Sanierter Berliner Mauerweg an der Ruppiner Chaussee wieder geöffnet
Esther SchülerSanierter Berliner Mauerweg an der Ruppiner Chaussee wieder geöffnet
Ein Kilometer des Berliner Mauerwegs entlang der Ruppiner Chaussee ist nach einer umfassenden Sanierung wieder für die Öffentlichkeit zugänglich. Der Weg, der einst die Grenze zwischen dem Berliner Bezirk Reinickendorf und Hennigsdorf in Brandenburg markierte, war aufgrund schlechter Bodenverhältnisse und einer maroden Fundamentschicht zunehmend verfallen.
Im Rahmen der Arbeiten erhielt der Abschnitt eine neue Oberfläche, ein verbessertes Entwässerungssystem und zusätzliche Sitzgelegenheiten für Besucher. Der Abschnitt gehörte einst zum ehemaligen Grenzstreifen, der West-Berlin umschloss. Durch instabilen Untergrund und eine bröckelnde Tragschicht hatte sich der Zustand des Weges über die Jahre verschlechtert. Die Bauarbeiter entfernten den alten Asphalt, recycelten ihn und gestalteten das Entwässerungssystem neu, um Regenwasser gezielt in den angrenzenden Wald abzuleiten.
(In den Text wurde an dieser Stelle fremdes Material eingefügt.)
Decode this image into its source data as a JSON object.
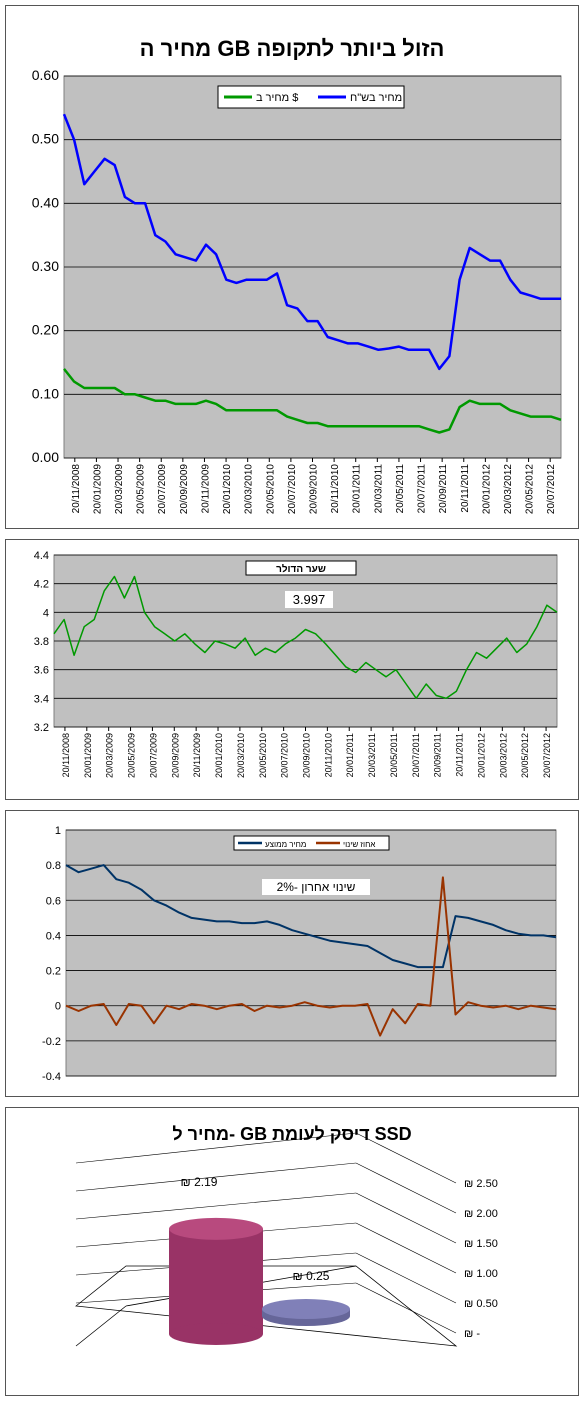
{
  "chart_data": [
    {
      "type": "line",
      "title": "מחיר ה GB הזול ביותר לתקופה",
      "ylim": [
        0,
        0.6
      ],
      "y_ticks": [
        "0.00",
        "0.10",
        "0.20",
        "0.30",
        "0.40",
        "0.50",
        "0.60"
      ],
      "x_ticks": [
        "20/11/2008",
        "20/01/2009",
        "20/03/2009",
        "20/05/2009",
        "20/07/2009",
        "20/09/2009",
        "20/11/2009",
        "20/01/2010",
        "20/03/2010",
        "20/05/2010",
        "20/07/2010",
        "20/09/2010",
        "20/11/2010",
        "20/01/2011",
        "20/03/2011",
        "20/05/2011",
        "20/07/2011",
        "20/09/2011",
        "20/11/2011",
        "20/01/2012",
        "20/03/2012",
        "20/05/2012",
        "20/07/2012"
      ],
      "legend": "top",
      "grid": true,
      "series": [
        {
          "name": "מחיר בש\"ח",
          "color": "#0000ff",
          "values": [
            0.54,
            0.5,
            0.43,
            0.45,
            0.47,
            0.46,
            0.41,
            0.4,
            0.4,
            0.35,
            0.34,
            0.32,
            0.315,
            0.31,
            0.335,
            0.32,
            0.28,
            0.275,
            0.28,
            0.28,
            0.28,
            0.29,
            0.24,
            0.235,
            0.215,
            0.215,
            0.19,
            0.185,
            0.18,
            0.18,
            0.175,
            0.17,
            0.172,
            0.175,
            0.17,
            0.17,
            0.17,
            0.14,
            0.16,
            0.28,
            0.33,
            0.32,
            0.31,
            0.31,
            0.28,
            0.26,
            0.255,
            0.25,
            0.25,
            0.25
          ]
        },
        {
          "name": "מחיר ב $",
          "color": "#009900",
          "values": [
            0.14,
            0.12,
            0.11,
            0.11,
            0.11,
            0.11,
            0.1,
            0.1,
            0.095,
            0.09,
            0.09,
            0.085,
            0.085,
            0.085,
            0.09,
            0.085,
            0.075,
            0.075,
            0.075,
            0.075,
            0.075,
            0.075,
            0.065,
            0.06,
            0.055,
            0.055,
            0.05,
            0.05,
            0.05,
            0.05,
            0.05,
            0.05,
            0.05,
            0.05,
            0.05,
            0.05,
            0.045,
            0.04,
            0.045,
            0.08,
            0.09,
            0.085,
            0.085,
            0.085,
            0.075,
            0.07,
            0.065,
            0.065,
            0.065,
            0.06
          ]
        }
      ]
    },
    {
      "type": "line",
      "title": "שער הדולר",
      "annotation": "3.997",
      "ylim": [
        3.2,
        4.4
      ],
      "y_ticks": [
        "3.2",
        "3.4",
        "3.6",
        "3.8",
        "4",
        "4.2",
        "4.4"
      ],
      "x_ticks": [
        "20/11/2008",
        "20/01/2009",
        "20/03/2009",
        "20/05/2009",
        "20/07/2009",
        "20/09/2009",
        "20/11/2009",
        "20/01/2010",
        "20/03/2010",
        "20/05/2010",
        "20/07/2010",
        "20/09/2010",
        "20/11/2010",
        "20/01/2011",
        "20/03/2011",
        "20/05/2011",
        "20/07/2011",
        "20/09/2011",
        "20/11/2011",
        "20/01/2012",
        "20/03/2012",
        "20/05/2012",
        "20/07/2012"
      ],
      "grid": true,
      "series": [
        {
          "name": "",
          "color": "#009900",
          "values": [
            3.85,
            3.95,
            3.7,
            3.9,
            3.95,
            4.15,
            4.25,
            4.1,
            4.25,
            4.0,
            3.9,
            3.85,
            3.8,
            3.85,
            3.78,
            3.72,
            3.8,
            3.78,
            3.75,
            3.82,
            3.7,
            3.75,
            3.72,
            3.78,
            3.82,
            3.88,
            3.85,
            3.78,
            3.7,
            3.62,
            3.58,
            3.65,
            3.6,
            3.55,
            3.6,
            3.5,
            3.4,
            3.5,
            3.42,
            3.4,
            3.45,
            3.6,
            3.72,
            3.68,
            3.75,
            3.82,
            3.72,
            3.78,
            3.9,
            4.05,
            4.0
          ]
        }
      ]
    },
    {
      "type": "line",
      "annotation": "שינוי אחרון  -2%",
      "ylim": [
        -0.4,
        1
      ],
      "y_ticks": [
        "-0.4",
        "-0.2",
        "0",
        "0.2",
        "0.4",
        "0.6",
        "0.8",
        "1"
      ],
      "grid": true,
      "legend": "top",
      "series": [
        {
          "name": "מחיר ממוצע",
          "color": "#003366",
          "values": [
            0.8,
            0.76,
            0.78,
            0.8,
            0.72,
            0.7,
            0.66,
            0.6,
            0.57,
            0.53,
            0.5,
            0.49,
            0.48,
            0.48,
            0.47,
            0.47,
            0.48,
            0.46,
            0.43,
            0.41,
            0.39,
            0.37,
            0.36,
            0.35,
            0.34,
            0.3,
            0.26,
            0.24,
            0.22,
            0.22,
            0.22,
            0.51,
            0.5,
            0.48,
            0.46,
            0.43,
            0.41,
            0.4,
            0.4,
            0.39
          ]
        },
        {
          "name": "אחוז שינוי",
          "color": "#993300",
          "values": [
            0,
            -0.03,
            0,
            0.01,
            -0.11,
            0.01,
            0,
            -0.1,
            0,
            -0.02,
            0.01,
            0,
            -0.02,
            0,
            0.01,
            -0.03,
            0,
            -0.01,
            0,
            0.02,
            0,
            -0.01,
            0,
            0,
            0.01,
            -0.17,
            -0.02,
            -0.1,
            0.01,
            0,
            0.73,
            -0.05,
            0.02,
            0,
            -0.01,
            0,
            -0.02,
            0,
            -0.01,
            -0.02
          ]
        }
      ]
    },
    {
      "type": "bar",
      "title": "מחיר ל- GB דיסק לעומת SSD",
      "values": [
        2.19,
        0.25
      ],
      "value_labels": [
        "₪ 2.19",
        "₪ 0.25"
      ],
      "colors": [
        "#993366",
        "#666699"
      ],
      "y_ticks": [
        "₪ -",
        "₪ 0.50",
        "₪ 1.00",
        "₪ 1.50",
        "₪ 2.00",
        "₪ 2.50"
      ],
      "ylim": [
        0,
        2.5
      ]
    }
  ]
}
Der modernisierte Weg überzeugt nun mit einer glatten Oberfläche und besserer Barrierefreiheit. Eine neue Bank aus einheimischer Eiche lädt zum Verweilen ein. Eine Informationstafel mit historischen Fotos und mehrsprachigen Texten informiert zudem über die Bedeutung des Ortes während des Kalten Krieges.
Bei diesem Abschnitt handelt es sich um das siebte Teilstück, das in den letzten Jahren im Rahmen der laufenden Aufwertung des 160 Kilometer langen Berliner Mauerwegs saniert wurde. Weitere Abschnitte befinden sich noch in der Renovierung oder Planung, wobei in den kommenden Monaten mit zusätzlichen Verbesserungen zu rechnen ist.
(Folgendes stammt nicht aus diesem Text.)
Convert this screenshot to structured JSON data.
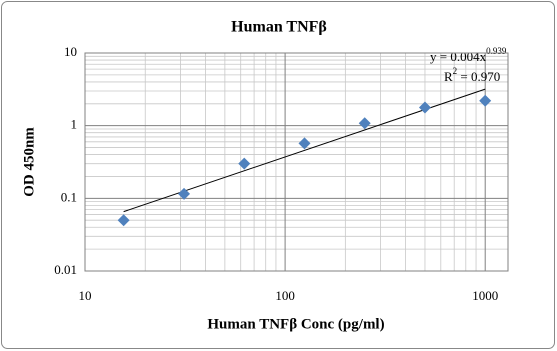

Der wiedereröffnete Weg bietet Spaziergängern und Radfahrern nun eine klarere und langlebigere Route. Die historische Bedeutung des Mauerwegs wird durch neue Beschilderung und nachhaltige Materialien stärker hervorgehoben. Weitere Abschnitte des Berliner Mauerwegs werden schrittweise instand gesetzt.